# Dragon Report



## captmikestarrett (Apr 28, 2004)

Down at Starrett Pointe for the week and only managed two trips out fishing. Both up in the Dragon. First day threw a hair bug way up under a over hanging bush and landed a decent 3.5 lb LGMouth. Camera battery dead so I released him and put in spare batteries. Next fish came off a wacko worm. 









The number of cypress trout was running at 2 to 1 that first day up in the Dragon. We found a small drain area off of a huge flat that had a very large school of LGMouth feeding on something. I threw crystal buggers and a few more flies at them. They ignored my offerings till I tried a fly spoon and hooked up. My buddy was still throwing a wacko worm and was on number 35 already. I decided to just feed them wait they wanted. Soon my numbers where up to 27. 

















Second trip was at dead low and a huge storm had us holed up for 2.5 hrs. Really loud and heavy rain. After the storm my phone rang once and then again. I answered it "Mr Starrett this is CPL Anderson with the VA Marine Police are you OK?" 
Talk about good service.. I had to ask if my wife called them?
"No sir we saw your truck in launch ramp, and called the number on the signage"

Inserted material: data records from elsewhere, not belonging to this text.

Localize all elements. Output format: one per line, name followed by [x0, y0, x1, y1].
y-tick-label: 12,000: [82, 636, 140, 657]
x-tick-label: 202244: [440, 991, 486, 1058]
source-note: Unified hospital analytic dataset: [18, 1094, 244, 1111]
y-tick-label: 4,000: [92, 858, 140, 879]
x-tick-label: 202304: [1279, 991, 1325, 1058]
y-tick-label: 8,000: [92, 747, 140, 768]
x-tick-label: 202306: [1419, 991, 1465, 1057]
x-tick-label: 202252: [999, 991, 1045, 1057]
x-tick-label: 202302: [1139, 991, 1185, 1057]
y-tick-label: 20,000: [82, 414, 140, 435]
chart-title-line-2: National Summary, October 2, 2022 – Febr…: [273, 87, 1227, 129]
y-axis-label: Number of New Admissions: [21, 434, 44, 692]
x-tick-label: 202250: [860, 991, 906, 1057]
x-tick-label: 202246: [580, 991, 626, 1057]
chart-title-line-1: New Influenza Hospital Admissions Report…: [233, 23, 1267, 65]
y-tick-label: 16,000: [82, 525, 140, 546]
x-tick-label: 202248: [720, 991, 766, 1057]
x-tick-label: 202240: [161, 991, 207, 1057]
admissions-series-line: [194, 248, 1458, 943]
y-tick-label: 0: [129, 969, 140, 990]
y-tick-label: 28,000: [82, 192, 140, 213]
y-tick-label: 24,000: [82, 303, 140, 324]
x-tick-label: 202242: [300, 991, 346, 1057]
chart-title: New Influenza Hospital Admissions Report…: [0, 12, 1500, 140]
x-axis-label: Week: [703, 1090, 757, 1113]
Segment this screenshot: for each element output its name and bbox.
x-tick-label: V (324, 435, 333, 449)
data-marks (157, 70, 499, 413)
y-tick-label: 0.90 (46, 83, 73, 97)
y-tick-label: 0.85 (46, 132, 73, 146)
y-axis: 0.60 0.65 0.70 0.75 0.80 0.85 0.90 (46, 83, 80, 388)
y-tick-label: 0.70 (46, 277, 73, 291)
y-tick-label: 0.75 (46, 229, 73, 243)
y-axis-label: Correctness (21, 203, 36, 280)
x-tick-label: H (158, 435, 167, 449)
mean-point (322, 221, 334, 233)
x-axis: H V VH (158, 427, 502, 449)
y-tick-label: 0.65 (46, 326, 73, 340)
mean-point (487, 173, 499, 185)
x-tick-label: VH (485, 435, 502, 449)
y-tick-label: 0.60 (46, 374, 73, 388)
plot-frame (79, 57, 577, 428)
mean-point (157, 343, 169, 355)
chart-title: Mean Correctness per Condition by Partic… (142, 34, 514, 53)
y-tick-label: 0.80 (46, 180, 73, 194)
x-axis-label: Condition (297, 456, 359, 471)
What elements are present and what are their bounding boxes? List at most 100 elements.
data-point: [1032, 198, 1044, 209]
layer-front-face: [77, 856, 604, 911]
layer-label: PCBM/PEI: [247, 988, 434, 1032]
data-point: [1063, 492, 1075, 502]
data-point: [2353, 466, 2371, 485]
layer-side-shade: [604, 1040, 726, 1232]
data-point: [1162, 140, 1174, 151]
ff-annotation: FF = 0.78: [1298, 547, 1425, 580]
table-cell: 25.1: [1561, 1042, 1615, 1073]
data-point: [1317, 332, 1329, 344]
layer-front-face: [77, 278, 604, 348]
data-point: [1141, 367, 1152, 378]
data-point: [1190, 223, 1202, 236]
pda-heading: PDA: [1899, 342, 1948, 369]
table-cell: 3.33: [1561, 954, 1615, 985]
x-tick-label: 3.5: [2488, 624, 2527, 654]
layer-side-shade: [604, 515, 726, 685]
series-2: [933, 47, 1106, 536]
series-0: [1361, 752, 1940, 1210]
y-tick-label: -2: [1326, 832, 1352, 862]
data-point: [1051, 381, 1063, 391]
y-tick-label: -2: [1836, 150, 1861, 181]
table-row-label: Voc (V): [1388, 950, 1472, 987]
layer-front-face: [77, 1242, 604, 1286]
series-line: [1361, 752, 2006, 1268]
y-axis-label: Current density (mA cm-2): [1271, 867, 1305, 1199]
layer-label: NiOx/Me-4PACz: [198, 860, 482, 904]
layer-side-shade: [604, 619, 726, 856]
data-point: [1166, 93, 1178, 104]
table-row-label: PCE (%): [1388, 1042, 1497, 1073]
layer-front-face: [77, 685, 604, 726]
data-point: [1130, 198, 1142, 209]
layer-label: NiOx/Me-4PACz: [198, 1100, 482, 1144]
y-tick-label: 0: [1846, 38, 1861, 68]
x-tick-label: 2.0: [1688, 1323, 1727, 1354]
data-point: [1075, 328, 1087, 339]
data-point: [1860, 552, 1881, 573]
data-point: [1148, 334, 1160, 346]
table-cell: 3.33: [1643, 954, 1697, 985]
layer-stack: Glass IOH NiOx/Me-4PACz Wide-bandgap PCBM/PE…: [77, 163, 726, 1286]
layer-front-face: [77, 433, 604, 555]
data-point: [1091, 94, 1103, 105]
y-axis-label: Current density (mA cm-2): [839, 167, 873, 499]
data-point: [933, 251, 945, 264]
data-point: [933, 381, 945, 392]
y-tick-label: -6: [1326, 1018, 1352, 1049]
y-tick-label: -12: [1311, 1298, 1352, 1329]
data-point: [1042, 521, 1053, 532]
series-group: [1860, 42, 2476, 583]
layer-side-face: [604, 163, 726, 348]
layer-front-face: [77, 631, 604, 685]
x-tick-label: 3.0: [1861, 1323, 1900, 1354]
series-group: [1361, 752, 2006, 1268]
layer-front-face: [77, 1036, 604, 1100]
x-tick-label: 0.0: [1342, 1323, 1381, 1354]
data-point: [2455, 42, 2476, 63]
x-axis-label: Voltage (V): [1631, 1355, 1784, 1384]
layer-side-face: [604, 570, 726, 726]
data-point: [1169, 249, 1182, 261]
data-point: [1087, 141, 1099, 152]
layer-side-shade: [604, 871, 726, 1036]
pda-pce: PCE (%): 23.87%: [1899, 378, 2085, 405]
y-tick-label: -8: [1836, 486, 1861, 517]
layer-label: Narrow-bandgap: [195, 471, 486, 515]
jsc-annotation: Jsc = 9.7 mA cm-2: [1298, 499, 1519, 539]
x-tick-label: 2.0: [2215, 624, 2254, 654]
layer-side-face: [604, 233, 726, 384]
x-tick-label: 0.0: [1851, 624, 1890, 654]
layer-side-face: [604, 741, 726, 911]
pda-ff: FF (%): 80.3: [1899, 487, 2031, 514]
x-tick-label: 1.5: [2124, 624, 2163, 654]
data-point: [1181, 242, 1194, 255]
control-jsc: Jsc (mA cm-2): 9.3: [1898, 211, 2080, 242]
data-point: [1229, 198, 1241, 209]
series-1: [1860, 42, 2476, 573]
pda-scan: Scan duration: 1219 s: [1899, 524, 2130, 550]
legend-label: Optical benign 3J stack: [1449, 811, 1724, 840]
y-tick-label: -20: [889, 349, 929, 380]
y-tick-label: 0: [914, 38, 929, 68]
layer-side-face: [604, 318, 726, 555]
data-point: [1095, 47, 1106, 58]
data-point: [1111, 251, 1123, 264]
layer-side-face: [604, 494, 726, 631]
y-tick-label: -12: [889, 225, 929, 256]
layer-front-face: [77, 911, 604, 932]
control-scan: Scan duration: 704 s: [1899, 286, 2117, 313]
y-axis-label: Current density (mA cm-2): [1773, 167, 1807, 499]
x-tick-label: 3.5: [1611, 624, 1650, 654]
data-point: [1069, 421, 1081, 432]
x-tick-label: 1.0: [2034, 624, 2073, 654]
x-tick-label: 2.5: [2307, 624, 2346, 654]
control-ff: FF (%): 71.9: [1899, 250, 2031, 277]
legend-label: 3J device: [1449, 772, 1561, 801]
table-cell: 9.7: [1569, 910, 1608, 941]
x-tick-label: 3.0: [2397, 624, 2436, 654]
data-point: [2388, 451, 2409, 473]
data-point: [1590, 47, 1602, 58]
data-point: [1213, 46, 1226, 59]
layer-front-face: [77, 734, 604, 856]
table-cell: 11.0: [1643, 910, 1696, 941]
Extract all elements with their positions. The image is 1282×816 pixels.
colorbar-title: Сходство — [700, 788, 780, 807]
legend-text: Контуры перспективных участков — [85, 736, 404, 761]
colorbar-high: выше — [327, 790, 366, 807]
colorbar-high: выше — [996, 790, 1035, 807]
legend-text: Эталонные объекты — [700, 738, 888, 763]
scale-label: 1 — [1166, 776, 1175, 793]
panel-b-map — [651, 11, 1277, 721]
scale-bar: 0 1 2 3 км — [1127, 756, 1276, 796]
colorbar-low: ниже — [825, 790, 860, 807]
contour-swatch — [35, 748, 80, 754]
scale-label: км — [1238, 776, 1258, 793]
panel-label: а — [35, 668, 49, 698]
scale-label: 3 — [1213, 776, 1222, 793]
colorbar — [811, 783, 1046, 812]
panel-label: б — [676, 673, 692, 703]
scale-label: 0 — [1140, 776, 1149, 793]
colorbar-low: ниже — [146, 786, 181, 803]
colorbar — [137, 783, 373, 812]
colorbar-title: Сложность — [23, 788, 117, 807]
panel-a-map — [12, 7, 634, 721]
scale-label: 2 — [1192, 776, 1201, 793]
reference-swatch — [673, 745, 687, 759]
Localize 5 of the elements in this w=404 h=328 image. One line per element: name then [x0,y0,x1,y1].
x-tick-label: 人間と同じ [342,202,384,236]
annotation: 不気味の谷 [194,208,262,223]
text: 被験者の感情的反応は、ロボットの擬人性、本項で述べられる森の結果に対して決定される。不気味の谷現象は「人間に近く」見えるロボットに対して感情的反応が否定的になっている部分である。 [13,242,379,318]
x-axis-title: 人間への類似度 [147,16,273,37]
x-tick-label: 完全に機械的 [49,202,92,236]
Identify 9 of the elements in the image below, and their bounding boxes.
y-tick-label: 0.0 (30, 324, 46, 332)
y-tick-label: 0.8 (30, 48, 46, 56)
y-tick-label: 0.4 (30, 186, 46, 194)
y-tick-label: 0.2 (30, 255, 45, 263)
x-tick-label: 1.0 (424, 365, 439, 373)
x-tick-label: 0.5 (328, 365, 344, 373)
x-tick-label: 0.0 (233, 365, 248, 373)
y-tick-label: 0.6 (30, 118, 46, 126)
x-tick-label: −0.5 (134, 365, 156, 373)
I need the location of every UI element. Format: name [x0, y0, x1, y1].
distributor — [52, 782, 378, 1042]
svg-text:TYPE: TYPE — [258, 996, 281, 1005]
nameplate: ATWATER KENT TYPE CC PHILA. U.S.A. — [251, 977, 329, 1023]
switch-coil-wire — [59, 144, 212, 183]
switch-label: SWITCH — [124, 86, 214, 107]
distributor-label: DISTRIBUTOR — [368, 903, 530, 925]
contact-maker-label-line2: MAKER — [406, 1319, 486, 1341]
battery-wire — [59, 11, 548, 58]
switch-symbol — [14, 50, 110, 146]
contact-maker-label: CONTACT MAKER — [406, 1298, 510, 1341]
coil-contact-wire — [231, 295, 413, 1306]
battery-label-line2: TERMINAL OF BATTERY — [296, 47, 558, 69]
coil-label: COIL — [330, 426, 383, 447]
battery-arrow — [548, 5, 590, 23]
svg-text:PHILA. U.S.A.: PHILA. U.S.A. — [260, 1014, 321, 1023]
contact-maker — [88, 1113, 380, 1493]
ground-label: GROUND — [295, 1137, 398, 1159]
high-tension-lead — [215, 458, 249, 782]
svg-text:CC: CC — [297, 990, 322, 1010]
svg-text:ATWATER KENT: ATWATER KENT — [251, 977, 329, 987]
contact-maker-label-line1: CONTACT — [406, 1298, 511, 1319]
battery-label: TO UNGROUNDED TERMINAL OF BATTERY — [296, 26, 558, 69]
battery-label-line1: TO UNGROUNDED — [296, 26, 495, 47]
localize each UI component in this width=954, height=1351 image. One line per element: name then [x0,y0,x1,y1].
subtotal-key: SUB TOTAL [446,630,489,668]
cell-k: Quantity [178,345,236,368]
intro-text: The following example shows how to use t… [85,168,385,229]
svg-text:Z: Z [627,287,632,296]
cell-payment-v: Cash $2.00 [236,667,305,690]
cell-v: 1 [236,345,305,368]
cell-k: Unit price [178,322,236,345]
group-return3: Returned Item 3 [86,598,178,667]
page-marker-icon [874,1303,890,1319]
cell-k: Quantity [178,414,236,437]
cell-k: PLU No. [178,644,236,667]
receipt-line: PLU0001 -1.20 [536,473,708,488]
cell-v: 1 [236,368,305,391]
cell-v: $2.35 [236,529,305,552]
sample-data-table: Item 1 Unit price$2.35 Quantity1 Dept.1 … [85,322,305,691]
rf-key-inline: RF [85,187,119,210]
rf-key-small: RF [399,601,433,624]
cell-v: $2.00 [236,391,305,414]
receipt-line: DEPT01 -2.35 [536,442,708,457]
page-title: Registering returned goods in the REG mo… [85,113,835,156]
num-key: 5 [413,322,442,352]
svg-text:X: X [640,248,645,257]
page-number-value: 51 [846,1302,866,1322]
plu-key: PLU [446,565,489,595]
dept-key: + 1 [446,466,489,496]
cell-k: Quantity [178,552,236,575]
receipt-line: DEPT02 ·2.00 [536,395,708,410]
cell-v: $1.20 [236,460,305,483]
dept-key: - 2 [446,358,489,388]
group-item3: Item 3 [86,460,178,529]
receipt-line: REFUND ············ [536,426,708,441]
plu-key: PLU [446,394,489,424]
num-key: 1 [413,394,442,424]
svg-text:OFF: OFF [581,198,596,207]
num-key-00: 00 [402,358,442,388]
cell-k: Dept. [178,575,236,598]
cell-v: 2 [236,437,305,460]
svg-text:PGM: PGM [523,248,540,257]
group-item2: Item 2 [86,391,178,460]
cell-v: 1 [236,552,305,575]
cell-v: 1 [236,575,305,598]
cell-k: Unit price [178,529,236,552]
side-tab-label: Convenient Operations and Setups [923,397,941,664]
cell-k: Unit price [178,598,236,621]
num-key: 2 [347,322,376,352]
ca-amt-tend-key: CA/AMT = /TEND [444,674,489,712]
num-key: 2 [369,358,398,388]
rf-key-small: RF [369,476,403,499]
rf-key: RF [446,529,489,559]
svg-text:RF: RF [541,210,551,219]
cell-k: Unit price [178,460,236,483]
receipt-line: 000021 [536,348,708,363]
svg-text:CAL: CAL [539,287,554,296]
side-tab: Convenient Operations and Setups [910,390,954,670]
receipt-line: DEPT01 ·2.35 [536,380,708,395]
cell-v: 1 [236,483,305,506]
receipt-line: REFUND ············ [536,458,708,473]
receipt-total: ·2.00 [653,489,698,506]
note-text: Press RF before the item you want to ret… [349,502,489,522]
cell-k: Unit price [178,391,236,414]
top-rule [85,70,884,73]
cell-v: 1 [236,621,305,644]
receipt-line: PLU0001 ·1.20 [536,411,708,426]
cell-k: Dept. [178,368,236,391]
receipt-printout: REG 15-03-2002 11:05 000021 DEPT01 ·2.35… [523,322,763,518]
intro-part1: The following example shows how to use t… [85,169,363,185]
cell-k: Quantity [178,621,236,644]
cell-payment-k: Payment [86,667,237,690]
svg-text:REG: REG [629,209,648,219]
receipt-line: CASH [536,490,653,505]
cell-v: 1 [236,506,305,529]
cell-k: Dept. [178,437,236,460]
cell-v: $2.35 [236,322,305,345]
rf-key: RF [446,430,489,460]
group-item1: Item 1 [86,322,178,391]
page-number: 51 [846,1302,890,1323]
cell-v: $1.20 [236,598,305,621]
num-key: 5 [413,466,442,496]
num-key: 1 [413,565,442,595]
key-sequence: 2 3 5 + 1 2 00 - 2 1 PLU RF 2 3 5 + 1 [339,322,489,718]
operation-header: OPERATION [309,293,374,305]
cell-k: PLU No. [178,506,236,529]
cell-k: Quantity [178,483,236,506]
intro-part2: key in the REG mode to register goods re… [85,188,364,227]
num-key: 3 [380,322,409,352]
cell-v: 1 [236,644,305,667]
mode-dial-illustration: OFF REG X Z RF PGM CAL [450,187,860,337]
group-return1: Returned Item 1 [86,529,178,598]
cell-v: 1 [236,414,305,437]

Got chased back home at dark by a second storm cell. 

Capt Mike


----------



## adp29934 (Dec 30, 2008)

Hey, nice report. That's AWESOME that those marine police were checking on you so punctually. That's how lives are saved. Gotta hand it to them. 

Keep the good reports coming...
-Alex


----------



## RuddeDogg (Mar 20, 2004)

Nice fish. Great work.


----------